The new 3 debuts BMW's new Intelligent Personal Assistant. The new "Hey BMW" digital command system can change car functions for you, like text and audio controls, but it can also school you on how your car works. Or is working: say "Hey BMW, how does high-beam assistant work?" and it will tell you. Same for "Is the oil level ok?" Best yet, you can rename it. So instead of "Hey BMW" you can go with "Hey Barry" or whatever name you've given your car.

It also has the latest, 7.0 version of the BMW operating system. It provides BMW's live cockpit digital display – a 12.3-inch all-digital instrument cluster – and drives a 10.25-inch control display for infotainment. To interact with the various system functions, the driver can use the touchscreen, iDrive controller, steering wheel buttons, gestures, or that voice control.

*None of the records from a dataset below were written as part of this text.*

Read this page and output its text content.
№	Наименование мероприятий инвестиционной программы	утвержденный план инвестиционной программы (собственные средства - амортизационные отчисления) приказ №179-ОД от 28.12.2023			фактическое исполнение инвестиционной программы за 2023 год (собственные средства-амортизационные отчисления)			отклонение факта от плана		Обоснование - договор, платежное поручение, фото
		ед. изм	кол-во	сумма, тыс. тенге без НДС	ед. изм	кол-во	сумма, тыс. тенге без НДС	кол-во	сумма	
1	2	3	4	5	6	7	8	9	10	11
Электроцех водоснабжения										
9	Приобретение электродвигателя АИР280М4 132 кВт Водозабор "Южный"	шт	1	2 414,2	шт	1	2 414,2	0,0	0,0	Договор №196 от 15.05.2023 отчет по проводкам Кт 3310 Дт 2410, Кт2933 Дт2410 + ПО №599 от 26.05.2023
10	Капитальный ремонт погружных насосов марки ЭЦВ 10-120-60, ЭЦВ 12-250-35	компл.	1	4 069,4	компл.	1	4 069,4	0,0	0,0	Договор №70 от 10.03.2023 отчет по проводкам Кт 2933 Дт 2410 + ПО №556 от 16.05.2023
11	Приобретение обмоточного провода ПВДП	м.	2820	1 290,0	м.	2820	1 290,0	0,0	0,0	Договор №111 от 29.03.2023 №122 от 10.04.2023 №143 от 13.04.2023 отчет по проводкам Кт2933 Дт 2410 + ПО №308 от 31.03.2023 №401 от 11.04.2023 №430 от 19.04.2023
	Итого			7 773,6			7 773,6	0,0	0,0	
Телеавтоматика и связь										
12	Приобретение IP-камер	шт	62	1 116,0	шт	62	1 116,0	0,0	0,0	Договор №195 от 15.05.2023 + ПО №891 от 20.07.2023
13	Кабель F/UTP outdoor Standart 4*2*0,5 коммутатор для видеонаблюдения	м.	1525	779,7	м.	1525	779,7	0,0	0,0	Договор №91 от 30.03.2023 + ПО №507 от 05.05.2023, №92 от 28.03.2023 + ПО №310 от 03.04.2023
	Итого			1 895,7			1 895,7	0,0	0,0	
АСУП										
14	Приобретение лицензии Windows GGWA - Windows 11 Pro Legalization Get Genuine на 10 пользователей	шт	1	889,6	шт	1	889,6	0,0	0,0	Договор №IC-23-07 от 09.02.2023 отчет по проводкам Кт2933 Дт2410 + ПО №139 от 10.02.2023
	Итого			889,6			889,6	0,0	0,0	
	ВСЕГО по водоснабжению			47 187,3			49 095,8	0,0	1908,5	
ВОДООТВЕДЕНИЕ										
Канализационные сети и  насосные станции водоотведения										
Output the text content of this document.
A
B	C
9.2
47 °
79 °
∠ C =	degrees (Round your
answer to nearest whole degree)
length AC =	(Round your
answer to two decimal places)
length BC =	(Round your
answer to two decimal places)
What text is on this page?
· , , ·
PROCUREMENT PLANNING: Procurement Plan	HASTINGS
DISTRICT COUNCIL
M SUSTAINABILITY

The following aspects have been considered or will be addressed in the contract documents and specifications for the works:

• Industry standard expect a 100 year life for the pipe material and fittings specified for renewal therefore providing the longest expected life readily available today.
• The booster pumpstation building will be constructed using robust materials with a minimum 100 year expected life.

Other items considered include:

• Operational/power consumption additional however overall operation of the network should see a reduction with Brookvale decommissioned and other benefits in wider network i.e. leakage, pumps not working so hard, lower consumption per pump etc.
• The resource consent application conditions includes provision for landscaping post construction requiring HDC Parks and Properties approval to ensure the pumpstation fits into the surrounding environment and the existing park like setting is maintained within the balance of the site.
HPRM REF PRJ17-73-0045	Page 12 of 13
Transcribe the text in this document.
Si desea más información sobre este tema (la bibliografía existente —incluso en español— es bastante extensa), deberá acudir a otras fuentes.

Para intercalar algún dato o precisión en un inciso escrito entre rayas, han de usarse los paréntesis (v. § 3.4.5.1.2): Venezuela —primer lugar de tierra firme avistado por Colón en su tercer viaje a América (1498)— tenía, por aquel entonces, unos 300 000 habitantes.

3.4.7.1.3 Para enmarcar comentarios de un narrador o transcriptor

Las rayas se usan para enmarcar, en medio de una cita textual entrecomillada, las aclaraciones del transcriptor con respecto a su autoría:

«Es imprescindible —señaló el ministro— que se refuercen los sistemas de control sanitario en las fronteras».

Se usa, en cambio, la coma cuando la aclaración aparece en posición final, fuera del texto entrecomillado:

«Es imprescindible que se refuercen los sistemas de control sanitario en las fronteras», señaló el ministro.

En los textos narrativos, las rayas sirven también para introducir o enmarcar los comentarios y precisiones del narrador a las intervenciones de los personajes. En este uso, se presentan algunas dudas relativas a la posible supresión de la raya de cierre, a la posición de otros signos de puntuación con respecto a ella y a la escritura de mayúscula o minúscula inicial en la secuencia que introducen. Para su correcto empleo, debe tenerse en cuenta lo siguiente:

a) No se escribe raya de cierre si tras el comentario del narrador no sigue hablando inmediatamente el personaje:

Active safety has been ramped up too, not just convenience. The new 3 Series will come with lane-departure warning, as well as collision and pedestrian warning with city braking as standard. Adaptive cruise and driving assistant with lane-change warning are optional as are rear collision prevention and cross-traffic alert. BMW has added a new steering and lane control assistant that can keep the vehicle centered in the lane.

Full LED headlights will be standard with LED daytime running lights. But adaptive LED lights will be optional with BMW Laserlight. That uses a laser spotlight that can fire the high beams more than half a kilometre down the road. That system comes with a high-beam assistant to make sure you don't blind other road users.

This is a BMW, though, so more important than gadgets are the powertrain and chassis. The new 3 Series will come with five engines globally at launch, but we'll just get a pair – at first, at least. Canadians will see the 330i at launch with a 2.0L turbo four that makes 255 hp and 295 lb-ft. That's seven hp and 37 lb-ft more than last year, through changes like increased max fuel pressure and a lighter crankshaft. The new eight-speed auto has a wider ratio spread than before. If the car has navigation, it will even use mapping info to control shifts, like holding a gear through a set of corners.

Summer 2019 will see the M340i and M340i xDrives arrive. The M Performance model gets the M sport rear diff standard as well as a new version of BMW's 3.0L straight-six. The twin-turbo engine will make 382 hp and 369 lb-ft of torque. That's up 62 hp and 37 lb-ft over the current 340i sedan. Missing from the release is any mention of a manual gearbox, but this is BMW so we'll remain hopeful.

A 330e performance hybrid is planned, set to arrive in early 2020.

BMW has trimmed 55 kg from the new car, lowering the center of gravity and continuing the brand's traditional 50:50 weight distribution. The car will have an optional M Sport suspension but both undercarriage choices will use new lift-related dampers. They offer different damping rates depending on where the suspension is in its travel, which the company says reduces body movement and evens out bumpy roads. If the 10 mm lower M Sport isn't enough, an Adaptive M suspension will be available with electronically controlled dampers.

M Sport brakes with four-piston fixed front calipers will be on the options list and an M Sport limited-slip differential will also be available. The differential can completely lock the rear wheels together to send power to both wheels and improve acceleration and cornering performance.

The new 3 Series will go on sale in March. Expect more details, as well as Canadian specifics, as that date nears.